Одно из приоритетных направлений в переписке Крузенштерна — протежирование своих детей и своих многочисленных родственников. Так, в 1836 г. адмирал был крайне озабочен устройством на службу своего младшего сына. После окончания Царскосельского лицея тот попал в Департамент иностранных дел, где служил чиновником 10-го класса. Семья же рассчитывала определить его в лейб-гвардии Драгунский полк, для чего требовалась санкция Николая I. В письме к военному министру графу А.И. Чернышеву Крузенштерн, ходатайствуя за сына, счел нужным сослаться на известные ему прецеденты: «Я не смел бы испрашивать себе сей милости, если бы не имел в виду пример над бывшим сотоварищем моему сыну по Лицею, Бреверном, которому таковая милость оказана приятием прапорщиком лейб-гвардии в Волынский полк». В ноябре того же года дело благополучно завершилось. В письме к светлейшему князю А.С. Меншикову, датированном 13 января 1843 г., Крузенштерн просит «простить мою смелость с тою снисходительностию, которая нераз лучна с истинным гением.
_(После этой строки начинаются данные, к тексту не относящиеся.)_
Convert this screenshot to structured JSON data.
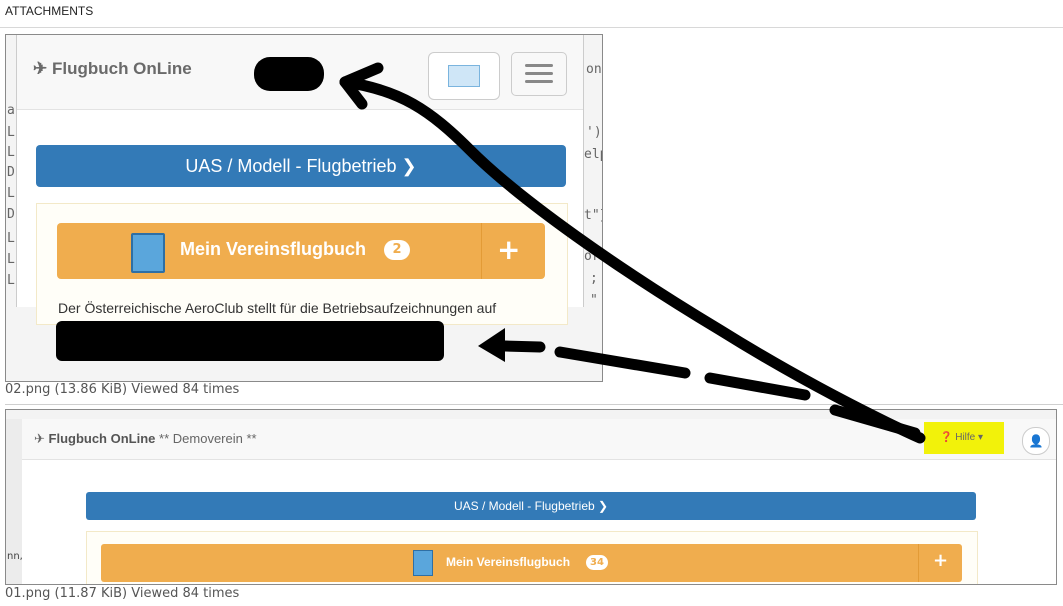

Высокое покровительство, коего Ваша светлость удостаиваете одного из сыновей моих, имеющаго неоцененное щастие состоять уже двенадцатый год при Вас, Светлейший князь, возродило во мне желание открыть и младшему сыну моему, служащему в Лейб Гвардии Драгунском полку поручиком, столь же лестное поприще, прося Вашей светлости о назначении его адъютантом при высокой особе вашей…». Когда старший сын адмирала Николай был произведен флигель-адъютантом (07.07.1831), Крузенштерн поблагодарил светлейшего князя, усмотрев в данной ему милости «особенное для меня щастие».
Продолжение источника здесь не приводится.